Sa consécration constitutionnelle démontre de l’engagement du Maroc pour ouvrir une nouvelle ère de combat contre ce fléau,  un engagement porté par une ferme volonté au plus haut niveau de l’Etat pour opérer un changement profond de la réalité de la corruption dans notre pays.  

                                                                                                      

 

Est-ce qu’il y a une évolution palpable pour lutter contre ce fléau qui gangrène la société ?

Dans le cadre de l’opérationnalisation des attributions dévolues à l’Instance, particulièrement celles en relation avec les missions d’orientation, de supervision, de coordination, de garantie de suivi d’exécution et d’évaluation des politiques publiques en relation avec son domaine d’intervention, l’Instance a procédé, d’un côté, à la restructuration et la précision du contenu des programmes et des projets de la Stratégie Nationale Anti-Corruption, avec priorisation des actions, pour redynamiser et améliorer sa mise en œuvre, avec l’objectif d’obtenir plus d’impacts sur les citoyens et sur les acteurs économiques et institutionnels. Et, de l’autre côté, l’Instance, dans son rôle de force de proposition, a élaboré des avis et recommandations sur les sujets en relations avec ses domaines d’intervention.

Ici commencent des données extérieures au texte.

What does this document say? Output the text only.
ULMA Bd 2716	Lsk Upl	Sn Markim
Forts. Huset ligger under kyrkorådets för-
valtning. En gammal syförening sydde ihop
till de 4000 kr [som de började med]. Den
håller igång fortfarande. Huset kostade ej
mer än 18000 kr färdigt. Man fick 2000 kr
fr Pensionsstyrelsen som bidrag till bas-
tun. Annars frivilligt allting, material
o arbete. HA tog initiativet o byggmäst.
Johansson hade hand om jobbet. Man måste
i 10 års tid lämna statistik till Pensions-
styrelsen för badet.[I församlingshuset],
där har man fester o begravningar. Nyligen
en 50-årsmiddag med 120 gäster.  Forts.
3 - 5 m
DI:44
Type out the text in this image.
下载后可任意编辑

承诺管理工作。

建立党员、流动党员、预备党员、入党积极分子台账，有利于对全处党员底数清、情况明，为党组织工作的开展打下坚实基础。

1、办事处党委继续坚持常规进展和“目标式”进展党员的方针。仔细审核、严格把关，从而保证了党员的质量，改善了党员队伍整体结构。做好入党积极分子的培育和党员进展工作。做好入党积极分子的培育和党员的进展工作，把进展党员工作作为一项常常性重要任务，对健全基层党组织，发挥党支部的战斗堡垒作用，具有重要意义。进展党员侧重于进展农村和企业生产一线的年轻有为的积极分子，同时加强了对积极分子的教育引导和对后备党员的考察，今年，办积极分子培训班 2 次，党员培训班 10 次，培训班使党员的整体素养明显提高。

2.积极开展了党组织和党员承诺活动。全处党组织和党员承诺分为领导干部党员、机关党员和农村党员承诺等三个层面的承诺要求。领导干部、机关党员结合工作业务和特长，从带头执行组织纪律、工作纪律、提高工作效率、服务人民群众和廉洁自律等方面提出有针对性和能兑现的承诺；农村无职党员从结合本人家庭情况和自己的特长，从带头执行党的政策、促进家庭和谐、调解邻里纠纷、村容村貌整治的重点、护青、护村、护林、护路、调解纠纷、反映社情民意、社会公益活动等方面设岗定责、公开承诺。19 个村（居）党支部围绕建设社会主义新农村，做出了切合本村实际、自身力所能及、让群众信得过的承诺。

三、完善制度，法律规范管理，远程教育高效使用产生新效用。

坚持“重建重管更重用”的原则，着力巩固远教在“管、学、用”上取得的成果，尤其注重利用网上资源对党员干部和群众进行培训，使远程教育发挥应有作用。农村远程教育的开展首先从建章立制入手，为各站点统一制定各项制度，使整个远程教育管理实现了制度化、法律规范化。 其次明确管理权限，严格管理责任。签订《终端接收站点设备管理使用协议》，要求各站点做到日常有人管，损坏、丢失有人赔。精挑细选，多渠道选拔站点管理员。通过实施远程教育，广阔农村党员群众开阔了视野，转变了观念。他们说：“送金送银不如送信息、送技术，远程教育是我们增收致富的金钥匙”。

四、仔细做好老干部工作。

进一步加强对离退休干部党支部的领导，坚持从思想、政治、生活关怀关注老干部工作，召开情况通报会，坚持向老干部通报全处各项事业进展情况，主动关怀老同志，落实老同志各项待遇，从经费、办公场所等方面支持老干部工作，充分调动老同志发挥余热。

En effet, plusieurs études et recommandations ont abouti à des avis et recommandations relatifs à des sujets à fort impact sur la prévention et la lutte contre la corruption (l’enrichissement illicite ; le conflit d’intérêts ; la déclaration du patrimoine ; la protection des fonctionnaires dénonciateurs ; la consolidation du droit d’accès à l’information ; la charte des services publics ; la simplification des procédures ; la transformation digitale de l’administration ect...), qui ont été rassemblés dans un rapport publié en marge du rapport annuel.  

 

Quelles sont les contraintes que vous rencontrez sur le terrain ?           

L’Instance Nationale de la Probité, de la Prévention et de la Lutte contre la Corruption a placé la lutte contre la corruption et la promotion de la transparence au cœur des défis d’un Nouveau Modèle de Développement.

Pour  créer le cadre qui abrite sa vision et en favoriser la déclinaison, l’Instance s’est appuyée sur ses attributions pour définir ses axes stratégiques qui sont conçus dans une logique de complémentarité et d’interdépendance, et qui couvrent les différentes dimensions des actions qu’elle mène concrètement. Il s’agit entre autres de :

- La veille juridique et le suivi de la mise en conformité de la législation nationale avec les normes internationales

- La sensibilisation, et l’interaction forte avec les différentes composantes de la société

- La détection et l’instruction de dossiers de présomption de corruption pour les mettre sur la voie de l’application de la Loi

Le rapport démontre que le chemin est long pour éradiquer ce fléau.

Un projet de loi relatif à l’INPPLC est en cours d'examen. Pourriez-vous nous dire ce que cette loi prévoit ?

Parmi les réformes structurelles entreprises, la promulgation en cours du projet de loi 46.19, déjà approuvé par le Conseil de gouvernement en juin 2020, et qui est aujourd’hui dans des phases avancées au niveau de la Première Chambre du Parlement. La promulgation de cette loi devrait consacrer les attributions de l’Instance, à commencer par celles relatives à la proposition des orientations de la stratégie de l’Etat dans les domaines qui sont les siens. Puis la supervision, la coordination, la garantie de suivi d’exécution et l’évaluation des politiques publiques et des actions, menées par l’ensemble des acteurs, en relation avec la prévention et la lutte contre la corruption, ainsi que les missions de détection, d’autosaisine, d’investigation et de constitution de dossiers relatifs à des présomptions d’actes de corruption, pour qu’ils prennent leur voie vers l’application de la loi.

 Les dispositions dudit projet de loi, visent également à détailler les missions de l’Instance, en favorisant la complémentarité institutionnelle pour une plus grande synergie et une articulation forte des rôles et des responsabilités avec les autres institutions de l’écosystème anti-corruption, en vue de former un front uni, dans lequel l’Instance jouerait en toute indépendance son rôle de catalyseur pour une inflexion majeure en matière de prévention et de lutte contre la corruption.